La festa dell'Epifania in Romania rappresenta la venuta dei Re Magi ed è un giorno festivo. Ancora oggi in alcuni paesi i bambini vanno lungo le strade e bussano alle porte per chiedere se possono entrare per raccontare delle storie. Di solito come compenso ricevono qualche spicciolo. Anche i preti vanno di casa in casa per benedire le case. Anche i bambini ungheresi, in questo particolare giorno, si vestono da Re Magi e poi vanno di casa in casa portandosi dietro un presepe e in cambio ricevono qualche soldo.
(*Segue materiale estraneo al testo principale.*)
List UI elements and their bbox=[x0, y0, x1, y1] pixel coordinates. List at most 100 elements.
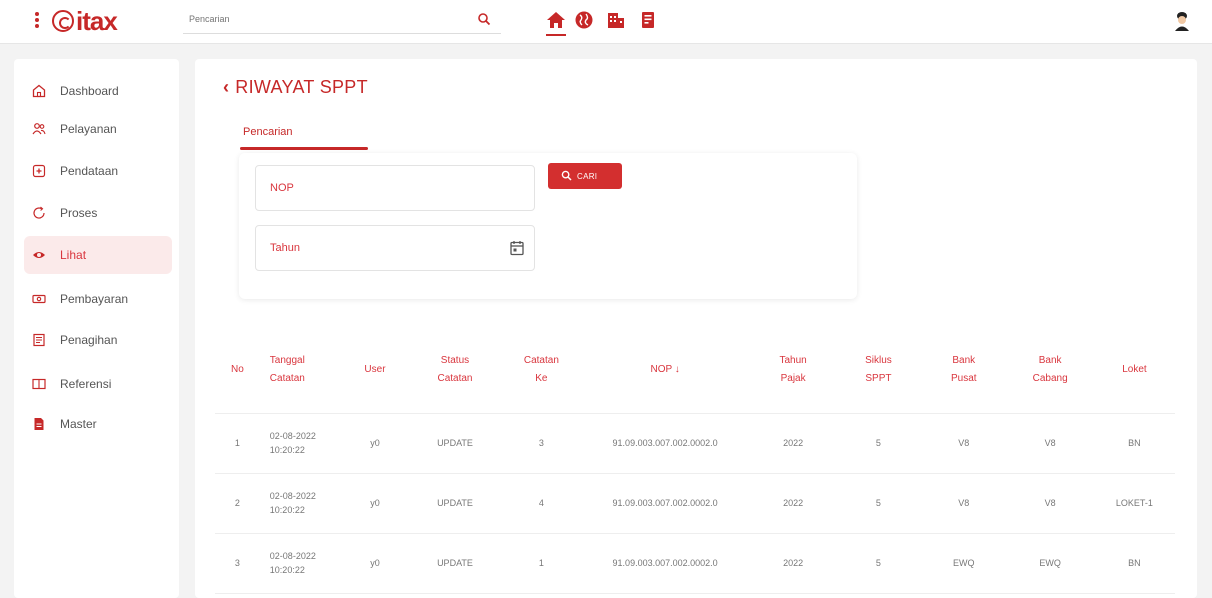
cell-bank-cabang: EWQ bbox=[1006, 533, 1094, 594]
col-header-status[interactable]: Status Catatan bbox=[406, 327, 503, 414]
table-row[interactable]: 1 02-08-2022 10:20:22 y0 UPDATE 3 91.09.0… bbox=[215, 413, 1175, 474]
cell-bank-cabang: V8 bbox=[1006, 413, 1094, 474]
cell-tahun: 2022 bbox=[750, 473, 836, 534]
cell-status: UPDATE bbox=[406, 413, 503, 474]
main-content: ‹ RIWAYAT SPPT Pencarian NOP Tahun CARI N… bbox=[195, 59, 1197, 598]
search-input[interactable] bbox=[183, 8, 463, 30]
home-icon[interactable] bbox=[546, 10, 566, 36]
cell-bank-pusat: V8 bbox=[921, 413, 1007, 474]
sidebar-item-label: Penagihan bbox=[60, 333, 118, 347]
cell-bank-pusat: V8 bbox=[921, 473, 1007, 534]
file-icon bbox=[34, 418, 44, 430]
cell-bank-cabang: V8 bbox=[1006, 473, 1094, 534]
cell-user: y0 bbox=[342, 533, 407, 594]
col-header-siklus[interactable]: Siklus SPPT bbox=[835, 327, 922, 414]
search-icon bbox=[561, 170, 572, 181]
cell-no: 2 bbox=[215, 473, 260, 534]
document-icon[interactable] bbox=[638, 10, 658, 30]
menu-kebab-icon[interactable] bbox=[34, 10, 40, 32]
users-icon bbox=[32, 123, 46, 135]
col-header-user[interactable]: User bbox=[342, 327, 407, 414]
sidebar-item-lihat[interactable]: Lihat bbox=[24, 236, 172, 274]
col-header-tahun[interactable]: Tahun Pajak bbox=[750, 327, 836, 414]
cell-user: y0 bbox=[342, 473, 407, 534]
nop-placeholder: NOP bbox=[270, 182, 294, 194]
cell-loket: BN bbox=[1093, 533, 1175, 594]
cell-catatan-ke: 3 bbox=[502, 413, 580, 474]
plus-box-icon bbox=[32, 164, 46, 178]
sidebar-item-label: Proses bbox=[60, 206, 98, 220]
cell-nop: 91.09.003.007.002.0002.0 bbox=[579, 533, 751, 594]
user-avatar-icon[interactable] bbox=[1172, 10, 1192, 32]
col-header-no[interactable]: No bbox=[215, 327, 260, 414]
cell-bank-pusat: EWQ bbox=[921, 533, 1007, 594]
eye-icon bbox=[33, 252, 45, 258]
col-header-bank-pusat[interactable]: Bank Pusat bbox=[921, 327, 1007, 414]
globe-icon[interactable] bbox=[574, 10, 594, 30]
sidebar-item-proses[interactable]: Proses bbox=[24, 194, 172, 232]
sidebar-item-label: Master bbox=[60, 417, 97, 431]
app-logo[interactable]: itax bbox=[52, 6, 118, 37]
calendar-icon[interactable] bbox=[510, 240, 524, 256]
col-header-loket[interactable]: Loket bbox=[1093, 327, 1175, 414]
sidebar-item-label: Dashboard bbox=[60, 84, 119, 98]
sidebar-item-label: Pendataan bbox=[60, 164, 119, 178]
sidebar-item-pelayanan[interactable]: Pelayanan bbox=[24, 110, 172, 148]
sidebar-item-label: Pembayaran bbox=[60, 292, 129, 306]
sidebar: Dashboard Pelayanan Pendataan Proses Lih… bbox=[14, 59, 179, 598]
cash-icon bbox=[32, 294, 46, 304]
tab-pencarian[interactable]: Pencarian bbox=[240, 126, 370, 152]
col-header-nop[interactable]: NOP ↓ bbox=[579, 327, 751, 414]
cari-label: CARI bbox=[577, 172, 598, 181]
cell-nop: 91.09.003.007.002.0002.0 bbox=[579, 413, 751, 474]
logo-text: itax bbox=[76, 6, 118, 36]
sidebar-item-referensi[interactable]: Referensi bbox=[24, 365, 172, 403]
cell-tanggal: 02-08-2022 10:20:22 bbox=[259, 473, 343, 534]
cell-tanggal: 02-08-2022 10:20:22 bbox=[259, 413, 343, 474]
sidebar-item-label: Referensi bbox=[60, 377, 112, 391]
bill-icon bbox=[33, 333, 45, 347]
building-icon[interactable] bbox=[606, 10, 626, 30]
cell-tahun: 2022 bbox=[750, 533, 836, 594]
book-icon bbox=[32, 378, 46, 390]
circle-arrow-icon bbox=[33, 206, 45, 219]
sidebar-item-master[interactable]: Master bbox=[24, 405, 172, 443]
cell-tahun: 2022 bbox=[750, 413, 836, 474]
cell-siklus: 5 bbox=[835, 533, 922, 594]
cell-status: UPDATE bbox=[406, 533, 503, 594]
search-icon[interactable] bbox=[477, 12, 491, 26]
cell-tanggal: 02-08-2022 10:20:22 bbox=[259, 533, 343, 594]
home-outline-icon bbox=[32, 84, 46, 98]
cell-nop: 91.09.003.007.002.0002.0 bbox=[579, 473, 751, 534]
sidebar-item-label: Pelayanan bbox=[60, 122, 117, 136]
cell-siklus: 5 bbox=[835, 413, 922, 474]
sidebar-item-pembayaran[interactable]: Pembayaran bbox=[24, 280, 172, 318]
cari-button[interactable]: CARI bbox=[548, 163, 622, 189]
sidebar-item-penagihan[interactable]: Penagihan bbox=[24, 321, 172, 359]
nop-field[interactable]: NOP bbox=[255, 165, 535, 211]
col-header-tanggal[interactable]: Tanggal Catatan bbox=[259, 327, 343, 414]
col-header-bank-cabang[interactable]: Bank Cabang bbox=[1006, 327, 1094, 414]
cell-user: y0 bbox=[342, 413, 407, 474]
search-form-card: NOP Tahun CARI bbox=[239, 153, 857, 299]
tahun-field[interactable]: Tahun bbox=[255, 225, 535, 271]
cell-loket: BN bbox=[1093, 413, 1175, 474]
sidebar-item-dashboard[interactable]: Dashboard bbox=[24, 72, 172, 110]
col-header-catatan-ke[interactable]: Catatan Ke bbox=[502, 327, 580, 414]
cell-no: 1 bbox=[215, 413, 260, 474]
cell-loket: LOKET-1 bbox=[1093, 473, 1175, 534]
sidebar-item-pendataan[interactable]: Pendataan bbox=[24, 152, 172, 190]
back-chevron-icon[interactable]: ‹ bbox=[223, 77, 229, 98]
cell-catatan-ke: 1 bbox=[502, 533, 580, 594]
cell-catatan-ke: 4 bbox=[502, 473, 580, 534]
tahun-placeholder: Tahun bbox=[270, 242, 300, 254]
tab-label: Pencarian bbox=[243, 126, 293, 138]
table-row[interactable]: 2 02-08-2022 10:20:22 y0 UPDATE 4 91.09.0… bbox=[215, 473, 1175, 534]
page-title: ‹ RIWAYAT SPPT bbox=[223, 77, 368, 98]
riwayat-table: No Tanggal Catatan User Status Catatan Cat… bbox=[215, 327, 1175, 594]
page-title-text: RIWAYAT SPPT bbox=[235, 77, 368, 97]
top-bar: itax bbox=[0, 0, 1212, 44]
table-row[interactable]: 3 02-08-2022 10:20:22 y0 UPDATE 1 91.09.0… bbox=[215, 533, 1175, 594]
cell-no: 3 bbox=[215, 533, 260, 594]
cell-status: UPDATE bbox=[406, 473, 503, 534]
La chiesa ortodossa in Russia celebra il Natale il 6 gennaio. Secondo le antiche leggende russe i regali vengono portati nel giorno dell'Epifania da Padre Gelo accompagnato da Babuschka, una simpatica vecchietta.
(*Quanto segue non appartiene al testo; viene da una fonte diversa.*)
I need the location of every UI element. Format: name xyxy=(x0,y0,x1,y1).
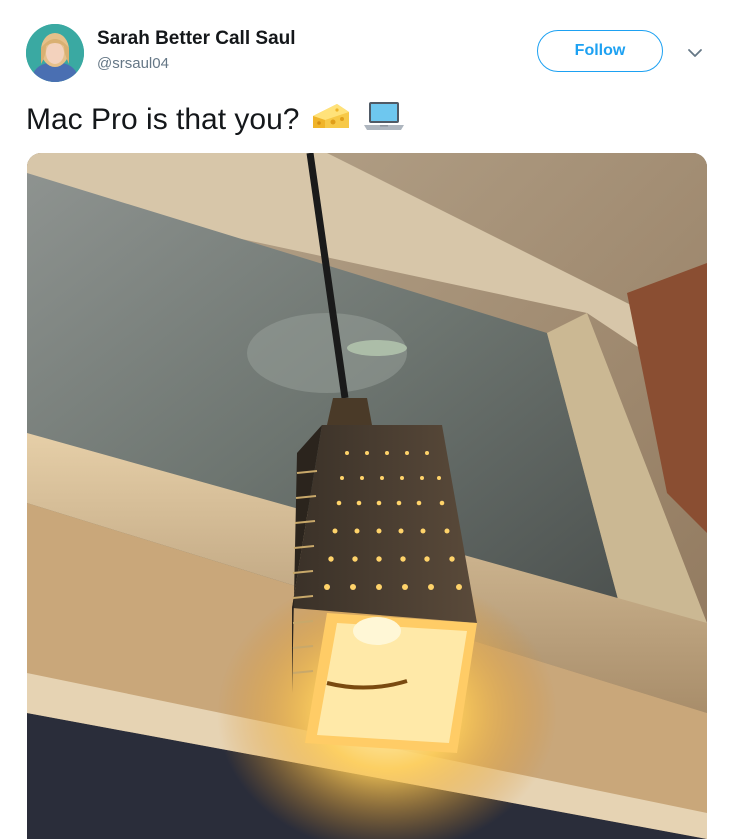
avatar[interactable] xyxy=(26,24,84,82)
tweet-text-row: Mac Pro is that you? xyxy=(26,100,405,140)
user-handle[interactable]: @srsaul04 xyxy=(97,55,169,72)
display-name[interactable]: Sarah Better Call Saul xyxy=(97,28,296,50)
chevron-down-icon[interactable] xyxy=(684,42,706,64)
cheese-wedge-icon xyxy=(311,100,351,140)
tweet-photo[interactable] xyxy=(27,153,707,839)
laptop-icon xyxy=(363,100,405,140)
follow-button[interactable]: Follow xyxy=(537,30,663,72)
tweet-text: Mac Pro is that you? xyxy=(26,103,300,136)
Il termine Epifania, storpiato in Befana, ha assunto un significato diverso, andando a designare la figura di una donna particolare, simpatica, solare e ben vista, portatrice di doni. Perciò a tutte le signore e signorine che si sentono un po' “befane” un augurio, per telefono, cartolina o SMS, sarò sicuramente gradito.  per finire, ecco dei suggerimenti simpatici: Un' improvvisa ondata di gelo sta uccidendo generazioni di befane... copriti bene e non farmi stare in pensiero!, "Ieri notte il cielo era stupendo e pieno di stelle... Poi guardando meglio ho visto anche te!!!", "Ma, mi spieghi dove andavi su quella scopa?", "Ho chiesto a Dio l'acqua e mi ha dato il mare, gli ho chiesto la luce e mi ha dato il sole, gli ho chiesto di conoscere la Befana e mi ha dato il tuo nome...", "Attenzione! Avviso urgente per tutte le Befane! Verificare di essere pronte per la partenza: scopa revisionata, sciallino sulle spalle, sacco ben riempito: 1, 2, 3 pronte partenza... via! Auguri collega!".

A cura di Viviana Car

L'Epifania tute le feste la scova via
Ma quel mato de Carneval, tute indrio le fa tornar

La tradizione dell'Epifania o dei Tre re è molto sentita anche in Istria, come riporta Giuseppe Radole in Folclore istriano (MGS Press, Trieste 1997). Varie sono le usanze tramandate alle giovani generazioni che vengono ancora curate e fanno parte del ricco folclore istriano.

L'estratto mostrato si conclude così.